EQ uses a series of filters to raise and lower different frequency ranges. While it's not common to think of it as an effect, it can certainly be used as one, making your instrument sound like it's coming over a telephone line, or through a cardboard tube. From graphic EQs like the classic MXR 6-Band to parametric EQs like the Empress ParaEq pedal, there are many to choose from.

The first wah pedal quickly moved beyond being a novelty to something every guitarist had to have. Classics like the Dunlop Cry Baby or Vox pedals have been joined by new models from those companies and others like Fulltone, Morley, Boss and Voodoo Lab that allow adjustment of the filter depth, width or center frequency for an individually fine-tuned result.

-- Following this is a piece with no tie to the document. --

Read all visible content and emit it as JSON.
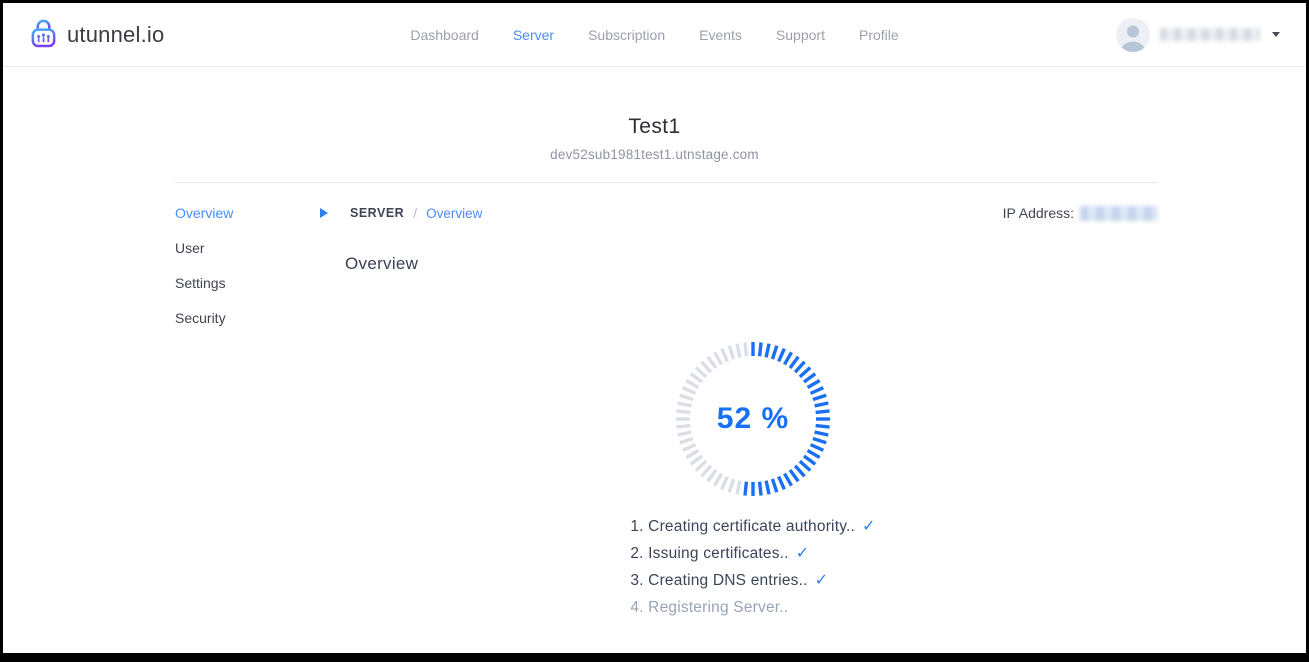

Envelope filters, often called auto-wahs, trigger a filter to sweep up or down when the input hits a specific threshold. This can give each picked note or strummed chord its own sweep while saving a lot of wear and tear on your foot. Electro-Harmonix, MXR, BOSS, Fender and boutique pedal companies like EarthQuaker, Aquilar and Keeley provide a wide range of pedals in this category.

Multi-Effects

Advances in digital technology have given us many things. Not the least of these are the DSP-based multi-effects pedals that put a huge library of new and classic effects right at your feet. Korg, BOSS, Line 6, Headrush, Kemper and others have a range of choices that can take you from a basic selection of popular effects to a unit that packed hundreds of digitally modeled effects, amps, cabinets and studio wizardry into a performance-ready package that's ideal for any gig from a coffee house to a stadium.